Il était venu s'installer dans la banlieue lyonnaise, où il avait rejoint de lointains cousins qui s' étaient installés dans cette ville et y travaillaient depuis quelques années, en faisant d'incessants retours entre la France et l'Algérie. Dans la semaine qui suivit, il fut employé comme manœuvre dans une entreprise du bâtiment. Depuis lors, il travailla dans ce secteur jusqu'à sa retraite. Comme ses cousins, il s'installa dans un hôtel d'immigrés, où il faisait si froid l'hiver que l'eau de la toilette gelait dans les seaux. A l'époque, aucun Arabe ne pouvait prétendre louer un appartement pour son compte.
En tant qu'Algérien, il a souffert de plus de racisme que les autres Arabes, qui étaient à ce moment là aussi moins nombreux. Un jour, alors qu'on parlait de la situation actuelle, il nous raconta qu'à cette époque, il devait changer de trottoir dès qu'il croisait un Français dans la rue. Il ajouta qu'il était aussi inimaginable pour lui et ses compatriotes d'entrer dans un café ou un restaurant français. Non, chacun vivait dans son monde, et Français et Algériens ne se côtoyaient que sur les chantiers. Aucune cohabitation et aucune amitié possible.
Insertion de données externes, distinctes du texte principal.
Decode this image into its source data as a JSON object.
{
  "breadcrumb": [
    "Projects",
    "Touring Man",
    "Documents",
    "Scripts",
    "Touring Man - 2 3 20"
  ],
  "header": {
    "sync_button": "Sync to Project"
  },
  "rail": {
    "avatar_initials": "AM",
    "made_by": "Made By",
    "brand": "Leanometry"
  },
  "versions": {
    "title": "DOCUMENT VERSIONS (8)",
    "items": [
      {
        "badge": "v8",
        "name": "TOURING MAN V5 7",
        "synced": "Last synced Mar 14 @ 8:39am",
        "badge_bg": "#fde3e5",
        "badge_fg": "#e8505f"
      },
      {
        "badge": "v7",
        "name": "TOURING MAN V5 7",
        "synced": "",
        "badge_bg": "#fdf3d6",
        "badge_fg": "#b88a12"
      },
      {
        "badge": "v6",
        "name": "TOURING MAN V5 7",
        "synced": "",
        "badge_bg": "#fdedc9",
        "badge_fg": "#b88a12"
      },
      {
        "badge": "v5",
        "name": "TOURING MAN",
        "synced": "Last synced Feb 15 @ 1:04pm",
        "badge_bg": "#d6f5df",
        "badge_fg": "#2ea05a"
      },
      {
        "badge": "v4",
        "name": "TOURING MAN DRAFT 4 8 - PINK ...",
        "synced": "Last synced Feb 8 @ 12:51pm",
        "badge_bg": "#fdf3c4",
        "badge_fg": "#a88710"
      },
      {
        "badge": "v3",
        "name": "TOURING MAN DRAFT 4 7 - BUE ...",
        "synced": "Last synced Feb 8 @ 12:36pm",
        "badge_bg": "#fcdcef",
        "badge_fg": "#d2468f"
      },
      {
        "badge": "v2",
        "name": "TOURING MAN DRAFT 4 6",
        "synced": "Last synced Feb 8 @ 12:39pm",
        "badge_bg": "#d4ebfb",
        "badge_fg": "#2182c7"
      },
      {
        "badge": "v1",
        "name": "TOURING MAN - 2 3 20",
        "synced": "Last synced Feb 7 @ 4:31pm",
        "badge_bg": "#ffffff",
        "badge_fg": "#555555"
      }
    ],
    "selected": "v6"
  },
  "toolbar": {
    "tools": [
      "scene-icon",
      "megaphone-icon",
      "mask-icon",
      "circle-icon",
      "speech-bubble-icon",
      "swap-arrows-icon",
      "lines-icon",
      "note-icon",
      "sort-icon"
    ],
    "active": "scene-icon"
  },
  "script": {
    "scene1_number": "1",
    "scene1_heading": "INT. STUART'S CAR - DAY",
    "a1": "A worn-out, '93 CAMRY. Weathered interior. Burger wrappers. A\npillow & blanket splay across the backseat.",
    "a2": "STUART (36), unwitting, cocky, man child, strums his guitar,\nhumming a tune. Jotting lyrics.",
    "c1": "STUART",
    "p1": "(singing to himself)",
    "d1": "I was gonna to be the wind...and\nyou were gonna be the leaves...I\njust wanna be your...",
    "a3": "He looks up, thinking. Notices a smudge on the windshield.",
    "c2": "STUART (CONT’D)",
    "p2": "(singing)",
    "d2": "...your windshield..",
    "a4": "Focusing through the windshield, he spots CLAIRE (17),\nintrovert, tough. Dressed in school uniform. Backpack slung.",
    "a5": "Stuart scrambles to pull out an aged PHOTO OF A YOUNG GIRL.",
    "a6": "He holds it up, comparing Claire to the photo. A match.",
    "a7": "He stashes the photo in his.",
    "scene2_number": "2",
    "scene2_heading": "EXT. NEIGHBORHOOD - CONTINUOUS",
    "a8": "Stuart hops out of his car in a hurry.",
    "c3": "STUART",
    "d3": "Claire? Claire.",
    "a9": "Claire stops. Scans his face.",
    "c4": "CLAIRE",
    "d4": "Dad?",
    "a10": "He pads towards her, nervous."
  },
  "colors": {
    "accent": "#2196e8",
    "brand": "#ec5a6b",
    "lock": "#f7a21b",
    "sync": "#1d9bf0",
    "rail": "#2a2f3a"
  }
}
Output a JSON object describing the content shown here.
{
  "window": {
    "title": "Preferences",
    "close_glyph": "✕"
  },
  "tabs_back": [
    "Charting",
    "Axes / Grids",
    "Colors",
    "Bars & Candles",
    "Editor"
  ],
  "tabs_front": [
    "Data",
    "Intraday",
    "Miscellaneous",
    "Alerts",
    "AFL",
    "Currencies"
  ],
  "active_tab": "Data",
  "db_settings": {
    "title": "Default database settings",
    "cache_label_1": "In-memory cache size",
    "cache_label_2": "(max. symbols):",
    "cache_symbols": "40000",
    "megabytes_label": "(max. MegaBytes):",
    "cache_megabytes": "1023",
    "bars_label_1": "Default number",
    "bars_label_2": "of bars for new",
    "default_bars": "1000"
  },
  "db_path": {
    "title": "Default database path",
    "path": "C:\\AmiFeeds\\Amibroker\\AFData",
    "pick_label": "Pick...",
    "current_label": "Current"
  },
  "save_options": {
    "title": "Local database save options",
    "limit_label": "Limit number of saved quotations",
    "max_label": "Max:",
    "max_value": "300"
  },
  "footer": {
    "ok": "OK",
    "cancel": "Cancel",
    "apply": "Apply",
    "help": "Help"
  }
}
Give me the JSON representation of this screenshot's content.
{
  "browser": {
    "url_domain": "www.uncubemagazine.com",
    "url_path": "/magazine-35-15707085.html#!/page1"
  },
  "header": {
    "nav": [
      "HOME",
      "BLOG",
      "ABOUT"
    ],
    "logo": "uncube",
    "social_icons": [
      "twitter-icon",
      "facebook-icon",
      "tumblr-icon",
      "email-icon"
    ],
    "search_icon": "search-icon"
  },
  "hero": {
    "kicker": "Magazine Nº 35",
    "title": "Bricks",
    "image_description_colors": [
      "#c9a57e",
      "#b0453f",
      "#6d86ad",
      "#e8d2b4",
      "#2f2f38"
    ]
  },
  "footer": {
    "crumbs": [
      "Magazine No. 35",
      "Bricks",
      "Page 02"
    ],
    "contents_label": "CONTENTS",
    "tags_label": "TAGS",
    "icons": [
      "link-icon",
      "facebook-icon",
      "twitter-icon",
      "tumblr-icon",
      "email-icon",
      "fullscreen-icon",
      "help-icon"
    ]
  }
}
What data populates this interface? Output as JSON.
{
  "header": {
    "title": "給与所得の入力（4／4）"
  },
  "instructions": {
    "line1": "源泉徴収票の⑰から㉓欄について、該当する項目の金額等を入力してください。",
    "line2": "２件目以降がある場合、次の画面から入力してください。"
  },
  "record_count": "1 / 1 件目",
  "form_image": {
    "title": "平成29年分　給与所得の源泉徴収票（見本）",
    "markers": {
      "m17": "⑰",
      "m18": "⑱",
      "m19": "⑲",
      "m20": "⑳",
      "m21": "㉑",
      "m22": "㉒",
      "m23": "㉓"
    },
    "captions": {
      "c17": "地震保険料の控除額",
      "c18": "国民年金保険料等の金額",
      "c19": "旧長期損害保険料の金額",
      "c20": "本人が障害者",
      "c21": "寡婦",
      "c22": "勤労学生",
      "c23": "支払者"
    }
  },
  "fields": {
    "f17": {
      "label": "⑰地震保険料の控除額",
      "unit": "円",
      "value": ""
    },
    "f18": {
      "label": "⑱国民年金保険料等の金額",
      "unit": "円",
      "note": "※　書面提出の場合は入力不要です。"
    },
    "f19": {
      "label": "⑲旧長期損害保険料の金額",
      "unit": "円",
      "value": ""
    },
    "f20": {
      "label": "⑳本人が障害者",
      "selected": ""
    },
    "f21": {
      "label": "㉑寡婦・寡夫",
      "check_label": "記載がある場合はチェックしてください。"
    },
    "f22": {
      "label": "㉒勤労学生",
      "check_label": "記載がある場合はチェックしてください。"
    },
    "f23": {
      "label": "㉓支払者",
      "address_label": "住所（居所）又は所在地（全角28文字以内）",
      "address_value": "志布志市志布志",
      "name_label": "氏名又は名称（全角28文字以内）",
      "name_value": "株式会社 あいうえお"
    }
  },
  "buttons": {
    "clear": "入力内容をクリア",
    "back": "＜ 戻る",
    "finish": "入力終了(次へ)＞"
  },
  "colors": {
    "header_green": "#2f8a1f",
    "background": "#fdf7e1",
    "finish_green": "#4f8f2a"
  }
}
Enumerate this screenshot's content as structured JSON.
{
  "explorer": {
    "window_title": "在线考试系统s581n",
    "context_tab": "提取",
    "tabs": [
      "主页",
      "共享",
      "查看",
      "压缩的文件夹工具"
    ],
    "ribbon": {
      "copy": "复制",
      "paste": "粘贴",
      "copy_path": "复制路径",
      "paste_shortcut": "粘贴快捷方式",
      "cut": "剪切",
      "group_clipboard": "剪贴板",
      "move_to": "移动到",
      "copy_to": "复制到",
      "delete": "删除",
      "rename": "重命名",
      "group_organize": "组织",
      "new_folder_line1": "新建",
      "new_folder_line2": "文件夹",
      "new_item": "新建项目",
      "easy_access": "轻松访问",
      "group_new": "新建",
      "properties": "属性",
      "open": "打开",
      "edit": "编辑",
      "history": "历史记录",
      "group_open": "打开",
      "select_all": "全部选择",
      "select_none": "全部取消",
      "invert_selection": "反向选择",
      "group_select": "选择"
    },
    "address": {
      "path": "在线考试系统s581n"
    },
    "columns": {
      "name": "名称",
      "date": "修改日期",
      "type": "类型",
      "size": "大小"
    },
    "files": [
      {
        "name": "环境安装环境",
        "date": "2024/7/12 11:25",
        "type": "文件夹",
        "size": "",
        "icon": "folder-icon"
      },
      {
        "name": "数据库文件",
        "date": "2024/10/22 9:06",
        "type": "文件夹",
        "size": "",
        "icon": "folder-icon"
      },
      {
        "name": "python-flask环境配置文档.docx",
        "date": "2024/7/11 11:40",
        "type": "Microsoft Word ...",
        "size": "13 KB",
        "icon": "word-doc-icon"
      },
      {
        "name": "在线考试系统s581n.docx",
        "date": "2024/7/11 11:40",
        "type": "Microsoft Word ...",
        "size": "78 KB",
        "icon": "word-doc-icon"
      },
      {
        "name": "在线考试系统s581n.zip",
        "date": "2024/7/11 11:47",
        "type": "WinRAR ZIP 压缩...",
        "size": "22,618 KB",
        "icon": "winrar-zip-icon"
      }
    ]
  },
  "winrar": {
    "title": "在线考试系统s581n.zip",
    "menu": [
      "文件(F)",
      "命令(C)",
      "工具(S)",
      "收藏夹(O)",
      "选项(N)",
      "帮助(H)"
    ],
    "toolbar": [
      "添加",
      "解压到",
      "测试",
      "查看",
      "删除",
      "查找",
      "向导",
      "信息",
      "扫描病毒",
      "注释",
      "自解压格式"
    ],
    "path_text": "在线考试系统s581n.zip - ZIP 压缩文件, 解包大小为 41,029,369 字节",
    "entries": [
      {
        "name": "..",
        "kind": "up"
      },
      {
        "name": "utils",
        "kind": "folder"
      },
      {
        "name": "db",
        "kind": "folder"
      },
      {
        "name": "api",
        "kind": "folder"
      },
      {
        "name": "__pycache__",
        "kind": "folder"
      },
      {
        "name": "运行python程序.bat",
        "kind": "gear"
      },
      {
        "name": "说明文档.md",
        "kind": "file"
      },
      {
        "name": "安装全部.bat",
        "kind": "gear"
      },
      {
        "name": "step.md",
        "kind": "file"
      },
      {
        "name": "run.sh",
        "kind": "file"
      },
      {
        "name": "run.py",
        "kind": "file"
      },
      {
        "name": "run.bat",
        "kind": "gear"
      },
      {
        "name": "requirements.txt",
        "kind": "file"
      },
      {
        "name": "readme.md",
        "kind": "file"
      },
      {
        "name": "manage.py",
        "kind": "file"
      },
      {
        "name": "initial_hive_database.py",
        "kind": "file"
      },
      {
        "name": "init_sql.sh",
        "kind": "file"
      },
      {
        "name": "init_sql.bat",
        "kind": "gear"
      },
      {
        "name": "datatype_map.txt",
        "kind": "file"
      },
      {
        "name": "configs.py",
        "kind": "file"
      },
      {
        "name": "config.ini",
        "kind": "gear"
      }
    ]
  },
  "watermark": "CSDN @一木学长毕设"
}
Les années passèrent, et il accepta toutes ses souffrances pour le bien des siens. Après l'indépendance de l'Algérie en 1962, le sort des immigrés arabes commença néanmoins à s'améliorer. En gagnant leur indépendance, les Algériens gagnèrent plus de fierté et de dignité, y compris en France. Quand on a enfin son propre pays, on ne nous regarde plus comme des moins que rien. On n'est plus seulement des travailleurs, on devient enfin des hommes.
Tout de suite après l'indépendance, mon père retourna en Algérie, cette fois à Alger, où sa famille s'était installé pour fuir les sévices de l'armée française. Il commença à travailler là-bas, mais il se rendit vite compte que ses revenus ne suffisaient pas pour faire vivre toute sa famille, même si à l'époque il n'avait encore aucun enfant. Il décida donc de revenir en France, où il s'installa cette fois à Grenoble. Il fut alors embauché dans une filiale de l'entreprise lyonnaise où il était, et y resta jusqu'à sa retraite. A force de travail et d'acharnement, de manœuvre il devint ouvrier hautement qualifié. Je me rappelle encore de sa fierté lorsqu'il gagna une médaille du travail, pour son sérieux , son investissement dans le travail et sa fidélité à l'entreprise.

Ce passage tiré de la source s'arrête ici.